Warga negara Indonesia (WNI) yang minimal sejak Februari pernah bepergian ke daerah rawan penyebaran virus korona di luar negeri, menurut Surya, berisiko tertular virus korona. Oleh karena itu, pemerintah harus segera menelusuri dan memantau mereka secara khusus.
Dari semua kasus virus korona di dunia, Surya melanjutkan, hanya 16 persen individu terpapar yang menunjukkan gejala. Artinya, WNI yang sebenarnya tertular virus korona saat berada di daerah rawan di luar negeri belum terdeteksi saat masuk ke Indonesia.
”Sekali lagi demi kewaspadaan bersama, mereka layak mendapat perhatian. Belum tentu terkena virus korona, tetapi jika ada yang terkena, mereka layak mendapat perawatan dan pengobatan yang layak. Hal ini sekaligus untuk mencegah penularan di masyarakat,” tutur Surya.
Pemerintah sejak 6 Februari memberlakukan larangan masuk dan transit ke Indonesia bagi warga negara China dan warga negara asing (WNA) yang pernah mengunjungi China dalam 14 hari terakhir sebelum kedatangan di Indonesia.
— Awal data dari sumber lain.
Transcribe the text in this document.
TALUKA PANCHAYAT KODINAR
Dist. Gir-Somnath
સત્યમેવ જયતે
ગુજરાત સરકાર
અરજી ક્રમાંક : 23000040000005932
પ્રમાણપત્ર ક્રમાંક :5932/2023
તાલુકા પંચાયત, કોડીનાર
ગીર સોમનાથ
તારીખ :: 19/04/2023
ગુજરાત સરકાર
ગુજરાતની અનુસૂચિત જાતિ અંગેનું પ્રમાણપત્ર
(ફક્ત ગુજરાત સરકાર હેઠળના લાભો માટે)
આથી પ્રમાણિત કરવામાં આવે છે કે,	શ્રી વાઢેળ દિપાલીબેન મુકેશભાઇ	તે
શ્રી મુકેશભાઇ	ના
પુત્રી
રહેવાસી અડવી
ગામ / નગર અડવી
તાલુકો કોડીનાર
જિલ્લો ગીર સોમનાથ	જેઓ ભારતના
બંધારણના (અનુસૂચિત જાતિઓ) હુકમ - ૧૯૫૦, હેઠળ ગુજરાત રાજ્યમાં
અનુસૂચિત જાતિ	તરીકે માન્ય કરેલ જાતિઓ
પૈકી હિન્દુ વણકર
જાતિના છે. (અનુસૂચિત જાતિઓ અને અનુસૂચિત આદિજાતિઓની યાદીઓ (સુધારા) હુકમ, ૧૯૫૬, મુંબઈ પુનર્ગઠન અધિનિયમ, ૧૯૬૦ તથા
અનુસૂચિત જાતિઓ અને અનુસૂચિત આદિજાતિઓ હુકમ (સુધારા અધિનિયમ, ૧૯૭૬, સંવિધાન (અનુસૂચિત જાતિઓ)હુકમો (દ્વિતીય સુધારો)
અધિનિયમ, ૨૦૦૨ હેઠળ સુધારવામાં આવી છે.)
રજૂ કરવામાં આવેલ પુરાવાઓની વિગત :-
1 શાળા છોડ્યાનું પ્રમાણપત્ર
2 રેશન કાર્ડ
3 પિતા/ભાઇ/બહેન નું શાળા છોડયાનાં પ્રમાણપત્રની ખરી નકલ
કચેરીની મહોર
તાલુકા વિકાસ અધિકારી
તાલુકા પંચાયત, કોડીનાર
Hal ini untuk mencegah penyebaran virus korona di mana Provinsi Hubei di China menjadi episentrumnya.
Dalam perjalanannya, virus korona merebak ke beberapa negara dengan peningkatan kasus tertinggi di Iran, Italia, dan Korea Selatan. Peningkatan kasus terutama terjadi di sepuluh daerah di tiga negara tersebut. Di Iran, konsentrasinya di Tehran, Qom, dan Gilan. Di Italia, konsentrasi tertinggi di Lombardi, Veneto, Emilia Romagna, Marche, dan Piedmont. Di Korea Selatan, konsentrasinya di Kota Daegu dan Provinsi Gyeongsangbukdo.
Oleh karena itu, Pemerintah Indonesia per 8 Maret memperluas kebijakan larangan masuk dan transit ke Indonesia. Kebijakan ini juga berlaku untuk WNA yang selama 14 hari terakhir sebelum kedatangan pernah melakukan perjalanan di 10 daerah rawan tersebut.
Dalam keterangan pers di Kantor Presiden, Pelaksana Tugas Direktur Jenderal Imigrasi Jhoni Ginting menyatakan, WNI yang baru saja melakukan perjalanan dari 10 daerah rawan tersebut tetap diizinkan masuk. Meskipun demikian, mereka harus menjalani pemeriksaan kesehatan yang dilaksanakan oleh Kantor Kesehatan Pelabuhan di pintu-pintu masuk.
Saat ditanya berapa jumlah WNI dari 10 daerah rawan yang masuk ke Indonesia sejak Februari atau sejak 8 Maret, Jhoni mengatakan, ia tidak membawa datanya. Namun, hal yang pasti, pihak yang berwenang mengumumkan angkanya adalah Kementerian Kesehatan.
”Secara umum, yang pasti dari Wuhan, dari kapal Dream World, dan dari Diamond Princess. Pada saat itu masih Wuhan dan Hubei saja. Dan pada saat itu yang masuk belum kita record. Tapi, kita masih bisa cek lagi rekapnya dari sistem kami. Nanti biar sama-sama dengan Kemenkes,” kata Jhoni.
Sementara itu, selama 6 Februari-10 Maret, Imigrasi Indonesia telah menolak 126 WNA masuk ke Indonesia. Mereka adalah orang-orang yang 14 hari terakhir sebelum kedatangan ke Indonesia pernah tinggal atau melakukan perjalanan ke daerah-daerah rawan penyebaran virus korona sebagaimana sudah ditetapkan dalam ketentuan. ”Langsung dideportasi,” kata Jhoni.
Mereka di antaranya adalah warga negara China, Italia, Korea Selatan, Rusia, Romania, Brasil, Selandia Baru, Inggris, Armenia, Malaysia, Ghana, dan Amerika Serikat. Pintu masuk terbanyak menolak WNA itu adalah Bandara Ngurah Rai di Denpasar, Bali. Baru kemudian Bandara Soekarno-Hatta dan beberapa bandara lain, serta pelabuhan di Batam.